How blends affect matching
When Career DNA matches you to roles, blends expand your match surface. An A/V blend will score well against jobs seeking either Architects or Visionaries, giving you access to a wider range of opportunities.
Strength levels
Each dimension also shows a strength level that indicates how clearly one type dominates:
- Definitive (gap ≥ 50%): Your type is unmistakable. You strongly identify with one approach.
- Strong (gap 30-49%): Clear preference with some flexibility.
- Moderate (gap 15-29%): Noticeable lean, but you can operate in other modes.
- Slight (gap 5-14%): Mild preference — context and environment heavily influence which type shows up.
- Blend (gap < 5%): Two types are essentially equal — you're genuinely dual-natured in this dimension.

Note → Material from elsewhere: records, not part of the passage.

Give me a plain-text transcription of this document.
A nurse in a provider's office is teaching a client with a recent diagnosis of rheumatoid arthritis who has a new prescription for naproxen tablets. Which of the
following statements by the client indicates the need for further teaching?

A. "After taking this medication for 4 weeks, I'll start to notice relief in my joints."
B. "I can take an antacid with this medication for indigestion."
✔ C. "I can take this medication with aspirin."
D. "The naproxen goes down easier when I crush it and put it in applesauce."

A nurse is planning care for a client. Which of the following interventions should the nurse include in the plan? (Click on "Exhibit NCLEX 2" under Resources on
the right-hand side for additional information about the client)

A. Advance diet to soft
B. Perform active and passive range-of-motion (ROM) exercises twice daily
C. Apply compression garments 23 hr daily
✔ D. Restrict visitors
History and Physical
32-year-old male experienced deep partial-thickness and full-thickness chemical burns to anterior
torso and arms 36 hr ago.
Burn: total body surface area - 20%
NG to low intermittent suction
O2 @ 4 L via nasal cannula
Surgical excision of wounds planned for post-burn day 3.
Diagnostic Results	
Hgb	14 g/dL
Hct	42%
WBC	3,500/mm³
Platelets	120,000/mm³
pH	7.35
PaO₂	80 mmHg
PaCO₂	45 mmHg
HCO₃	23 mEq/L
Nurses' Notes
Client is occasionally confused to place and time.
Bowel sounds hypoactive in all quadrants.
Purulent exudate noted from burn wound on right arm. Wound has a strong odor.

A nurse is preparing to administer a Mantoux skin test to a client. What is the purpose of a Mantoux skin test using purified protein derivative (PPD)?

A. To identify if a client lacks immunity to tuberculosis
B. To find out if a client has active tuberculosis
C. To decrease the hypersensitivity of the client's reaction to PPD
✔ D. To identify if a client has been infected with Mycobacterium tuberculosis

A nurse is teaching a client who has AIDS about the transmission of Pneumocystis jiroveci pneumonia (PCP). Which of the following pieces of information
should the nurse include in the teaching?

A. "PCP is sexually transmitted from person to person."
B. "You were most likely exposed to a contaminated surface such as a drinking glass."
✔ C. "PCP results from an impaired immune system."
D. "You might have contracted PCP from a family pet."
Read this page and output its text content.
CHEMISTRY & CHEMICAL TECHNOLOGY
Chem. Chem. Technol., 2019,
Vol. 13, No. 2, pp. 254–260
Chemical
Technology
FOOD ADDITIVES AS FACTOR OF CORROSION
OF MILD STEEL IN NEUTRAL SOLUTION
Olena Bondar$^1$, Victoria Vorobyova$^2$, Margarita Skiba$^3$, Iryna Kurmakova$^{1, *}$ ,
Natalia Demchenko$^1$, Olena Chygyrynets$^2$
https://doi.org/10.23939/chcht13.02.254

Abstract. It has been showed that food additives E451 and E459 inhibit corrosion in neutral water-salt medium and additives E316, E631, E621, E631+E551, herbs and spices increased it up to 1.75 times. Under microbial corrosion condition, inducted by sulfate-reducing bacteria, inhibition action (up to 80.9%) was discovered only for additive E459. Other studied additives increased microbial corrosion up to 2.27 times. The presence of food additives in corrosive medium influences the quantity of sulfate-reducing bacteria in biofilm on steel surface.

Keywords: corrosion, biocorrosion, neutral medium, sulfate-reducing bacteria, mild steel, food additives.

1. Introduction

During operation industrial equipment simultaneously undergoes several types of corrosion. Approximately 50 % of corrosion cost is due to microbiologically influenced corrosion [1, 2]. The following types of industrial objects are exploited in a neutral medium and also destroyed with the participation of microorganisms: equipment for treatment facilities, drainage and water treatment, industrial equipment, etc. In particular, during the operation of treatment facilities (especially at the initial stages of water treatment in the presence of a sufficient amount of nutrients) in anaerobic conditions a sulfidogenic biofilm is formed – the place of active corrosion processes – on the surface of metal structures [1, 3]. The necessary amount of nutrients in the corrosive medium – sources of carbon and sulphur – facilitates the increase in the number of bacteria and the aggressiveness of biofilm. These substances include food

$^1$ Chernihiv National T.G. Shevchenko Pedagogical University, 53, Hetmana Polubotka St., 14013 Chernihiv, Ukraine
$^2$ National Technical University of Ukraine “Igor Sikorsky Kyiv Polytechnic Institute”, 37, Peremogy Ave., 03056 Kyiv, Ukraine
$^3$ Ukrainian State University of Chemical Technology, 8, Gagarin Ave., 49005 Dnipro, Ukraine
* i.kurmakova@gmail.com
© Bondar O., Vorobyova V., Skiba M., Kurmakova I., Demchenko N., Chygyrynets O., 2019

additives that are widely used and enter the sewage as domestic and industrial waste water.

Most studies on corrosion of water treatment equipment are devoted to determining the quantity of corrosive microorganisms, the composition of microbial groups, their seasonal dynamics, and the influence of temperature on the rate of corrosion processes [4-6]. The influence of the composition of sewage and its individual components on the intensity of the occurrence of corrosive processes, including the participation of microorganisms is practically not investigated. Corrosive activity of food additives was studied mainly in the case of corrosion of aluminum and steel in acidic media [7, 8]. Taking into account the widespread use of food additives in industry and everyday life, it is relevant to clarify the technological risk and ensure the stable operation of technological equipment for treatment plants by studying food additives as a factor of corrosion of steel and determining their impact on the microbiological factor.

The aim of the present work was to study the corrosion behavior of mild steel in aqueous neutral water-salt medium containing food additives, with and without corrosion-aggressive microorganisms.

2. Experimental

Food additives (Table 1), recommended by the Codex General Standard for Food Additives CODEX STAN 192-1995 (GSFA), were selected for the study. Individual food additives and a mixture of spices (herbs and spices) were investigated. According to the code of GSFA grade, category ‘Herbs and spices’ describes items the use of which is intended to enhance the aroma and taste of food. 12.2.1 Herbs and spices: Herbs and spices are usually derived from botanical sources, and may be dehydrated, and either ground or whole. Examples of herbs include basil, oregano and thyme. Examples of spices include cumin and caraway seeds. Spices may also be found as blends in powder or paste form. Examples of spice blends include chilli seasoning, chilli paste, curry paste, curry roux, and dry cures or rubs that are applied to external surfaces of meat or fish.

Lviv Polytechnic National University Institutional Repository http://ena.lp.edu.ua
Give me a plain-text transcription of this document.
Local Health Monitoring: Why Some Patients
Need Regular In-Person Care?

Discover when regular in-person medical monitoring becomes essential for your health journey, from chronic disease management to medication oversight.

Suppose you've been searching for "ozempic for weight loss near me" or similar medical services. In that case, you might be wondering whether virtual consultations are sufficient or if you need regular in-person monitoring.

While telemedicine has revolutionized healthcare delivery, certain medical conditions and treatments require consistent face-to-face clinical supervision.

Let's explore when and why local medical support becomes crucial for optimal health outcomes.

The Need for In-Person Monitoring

What strength levels mean in practice
A definitive Catalyst knows they need fast-paced environments and will feel constrained in heavily structured roles. A slight Catalyst might thrive in either fast or structured environments, adapting naturally to what's needed.
When reading your results, pay attention to which dimensions are definitive versus slight. Your definitive dimensions are your non-negotiables — the aspects of work that you should never compromise on. Your slight dimensions are where you have the most flexibility.
The confidence metric
Your results include a confidence score that reflects the quality and consistency of your responses. It weighs three factors:
- Spread (50%): How much variation exists across your scores. If all types scored nearly the same, the assessment can't distinguish your preferences clearly.
- Consistency (30%): How well your answers to related questions align with each other. Contradictory responses lower confidence.
- Quality (20%): Response patterns like speed and variation. Rushing through or giving identical answers to every question reduces quality.
A confidence score above 70% indicates a reliable result. Below 50% suggests retaking the assessment with more consideration.
Reading the radar chart
Your results page shows a radar chart with all 12 sub-types plotted around the perimeter. The filled area represents your score distribution.
A few patterns to look for:
- Spiky profiles (high peaks, low valleys) indicate strong, clear preferences. You know exactly what you want.
- Round profiles (even scores across types) suggest adaptability — or indecision. Check your confidence score to know which.
- Clustered peaks (adjacent high scores) often indicate natural combinations, like Architect + Rooter (systematic specialist) or Catalyst + Explorer (action-oriented pioneer).
What to do with your results
Your Career DNA becomes most valuable when you use it actively:
For job searching
Complete your full profile — skills, culture preferences, work values, and growth goals — to activate all five matching tiers. Your Career DNA code alone captures your work style, but the full profile captures the practical dimensions that determine day-to-day fit.
For interviews
Use your Career DNA as a framework for answering "tell me about yourself" and culture-fit questions. Instead of generic statements, you can say: "My Career DNA is V-I-x — I'm a Visionary driven by Impact who thrives in exploratory environments. That means I'm at my best when I'm defining new products and measuring their effect."
For team dynamics
Share your Career DNA with colleagues. Teams that understand each member's Energy, Driver, and Mode can assign work more effectively, resolve conflicts faster, and build on complementary strengths.
Info
Career DNA is descriptive, not prescriptive. It captures your natural tendencies, not your limits. A strong Architect can still innovate; a Harmonizer can still make tough solo decisions. The code shows your default mode, not your ceiling.
Retaking the assessment
Your Career DNA can evolve over time. Major career transitions, leadership roles, or industry changes can shift your scores — especially on Slight dimensions. We recommend retaking the assessment every 12-18 months, or after significant career changes.